Washington, D.C. – The Brookings Institution announced today that Mara E. Karlin has been appointed Visiting Fellow at the Brookings Foreign Policy program. She is affiliated with the Strobe Talbott Center for Security, Strategy, and Technology in the Foreign Policy program.
“We are thrilled to welcome Mara back to Brookings,” said Vice President and Director of Foreign Policy Suzanne Maloney. “Her rigorous scholarship and hands-on policy expertise and leadership will make a powerful contribution to our work on defense and security.” Michael E. O’Hanlon, director of the Strobe Talbott Center for Security, Strategy, and Technology and Director of Research for the Foreign Policy program, also welcomed Karlin’s appointment. “Mara’s world-class track record of government service and scholarship speaks for itself. We are delighted that she is re-joining us at Brookings.”
Until recently, Karlin was Assistant Secretary of Defense for Strategy, Plans and Capabilities at the U.S. Department of Defense, where she led the development and implementation of the 2022 National Defense Strategy. She was also responsible for advising the Secretary of Defense and others on the forces, plans, posture, emerging capabilities, and security cooperation activities necessary to implement the defense strategy. While at the Pentagon, Karlin oversaw the formation of a new emerging capabilities policy office; a historic modernization of U.S. force posture in the Indo-Pacific; the implementation of the Australia-United Kingdom-United States partnership (AUKUS); reform of the security cooperation workforce; and the development of the Defense Planning Guidance, Guidance for the Employment of the Force, and Contingency Planning Guidance. She has served in national security roles for six U.S. secretaries of defense and is a recipient of the Secretary of Defense Distinguished Public Service Award, the highest civilian award presented by the secretary of defense.
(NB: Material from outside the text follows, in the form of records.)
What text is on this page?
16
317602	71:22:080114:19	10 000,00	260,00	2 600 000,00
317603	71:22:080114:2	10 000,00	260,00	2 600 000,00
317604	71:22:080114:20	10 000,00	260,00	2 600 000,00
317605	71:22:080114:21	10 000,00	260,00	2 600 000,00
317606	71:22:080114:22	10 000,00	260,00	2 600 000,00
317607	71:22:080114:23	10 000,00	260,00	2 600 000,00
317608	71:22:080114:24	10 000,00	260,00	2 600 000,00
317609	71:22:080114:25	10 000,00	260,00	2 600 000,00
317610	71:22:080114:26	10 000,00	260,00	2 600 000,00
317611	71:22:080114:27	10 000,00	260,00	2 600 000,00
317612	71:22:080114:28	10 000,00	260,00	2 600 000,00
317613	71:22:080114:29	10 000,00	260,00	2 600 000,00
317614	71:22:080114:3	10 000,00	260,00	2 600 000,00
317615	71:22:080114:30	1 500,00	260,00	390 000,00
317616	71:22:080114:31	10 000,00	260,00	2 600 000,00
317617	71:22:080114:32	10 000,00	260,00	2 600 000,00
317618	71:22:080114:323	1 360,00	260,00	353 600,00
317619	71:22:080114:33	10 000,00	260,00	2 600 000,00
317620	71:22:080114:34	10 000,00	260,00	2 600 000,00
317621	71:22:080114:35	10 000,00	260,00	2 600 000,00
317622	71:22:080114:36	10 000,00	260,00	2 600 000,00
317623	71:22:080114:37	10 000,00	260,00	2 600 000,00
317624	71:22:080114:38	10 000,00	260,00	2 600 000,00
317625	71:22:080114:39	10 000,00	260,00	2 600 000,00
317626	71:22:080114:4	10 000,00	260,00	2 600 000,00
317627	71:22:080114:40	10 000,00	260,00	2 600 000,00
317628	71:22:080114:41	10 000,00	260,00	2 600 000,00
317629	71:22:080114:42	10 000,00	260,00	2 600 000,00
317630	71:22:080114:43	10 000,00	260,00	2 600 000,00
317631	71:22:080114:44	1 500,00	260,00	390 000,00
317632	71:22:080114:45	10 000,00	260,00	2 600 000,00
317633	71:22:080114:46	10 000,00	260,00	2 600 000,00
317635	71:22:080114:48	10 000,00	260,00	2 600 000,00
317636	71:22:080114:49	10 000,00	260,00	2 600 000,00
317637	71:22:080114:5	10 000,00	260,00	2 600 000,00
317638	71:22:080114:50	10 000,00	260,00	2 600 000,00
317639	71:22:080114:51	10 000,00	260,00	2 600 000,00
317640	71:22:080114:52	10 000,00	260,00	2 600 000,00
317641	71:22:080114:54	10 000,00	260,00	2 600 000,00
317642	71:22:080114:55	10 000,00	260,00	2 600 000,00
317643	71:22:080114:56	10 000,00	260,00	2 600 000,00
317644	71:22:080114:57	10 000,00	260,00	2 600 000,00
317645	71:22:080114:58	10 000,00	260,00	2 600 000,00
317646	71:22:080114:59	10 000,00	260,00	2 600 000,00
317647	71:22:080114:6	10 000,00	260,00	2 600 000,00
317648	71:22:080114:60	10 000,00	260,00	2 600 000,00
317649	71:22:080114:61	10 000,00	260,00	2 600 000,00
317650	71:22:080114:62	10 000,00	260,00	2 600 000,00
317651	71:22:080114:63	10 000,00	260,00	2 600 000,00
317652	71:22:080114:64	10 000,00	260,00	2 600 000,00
Karlin’s research interests include national security and defense strategy and budgeting, nonproliferation, terrorism, and regional security in the Middle East and Asia. She is the author of two books, The Inheritance: America’s Military after Two Decades of War (Brookings Institution Press, 2021) and Building Militaries in Fragile States: Challenges for the United States (University of Pennsylvania Press, 2018). Her analyses have appeared in Foreign Affairs, Foreign Policy, The Washington Post, and War on the Rocks.
From 2017 to 2021, Karlin was a nonresident senior fellow at the Brookings Institution’s Foreign Policy program. She is a Professor of Practice and Director of the Foreign Policy Institute at Johns Hopkins University’s School of Advanced International Studies (JHU-SAIS). Karlin received her Ph.D. and M.A. from JHU-SAIS, and her B.A. from Newcomb College, Tulane University.
The Strobe Talbott Center for Security, Strategy, and Technology researches U.S. grand strategy, foreign policy, and military affairs as well as transnational threats and arms control amid the changing international order.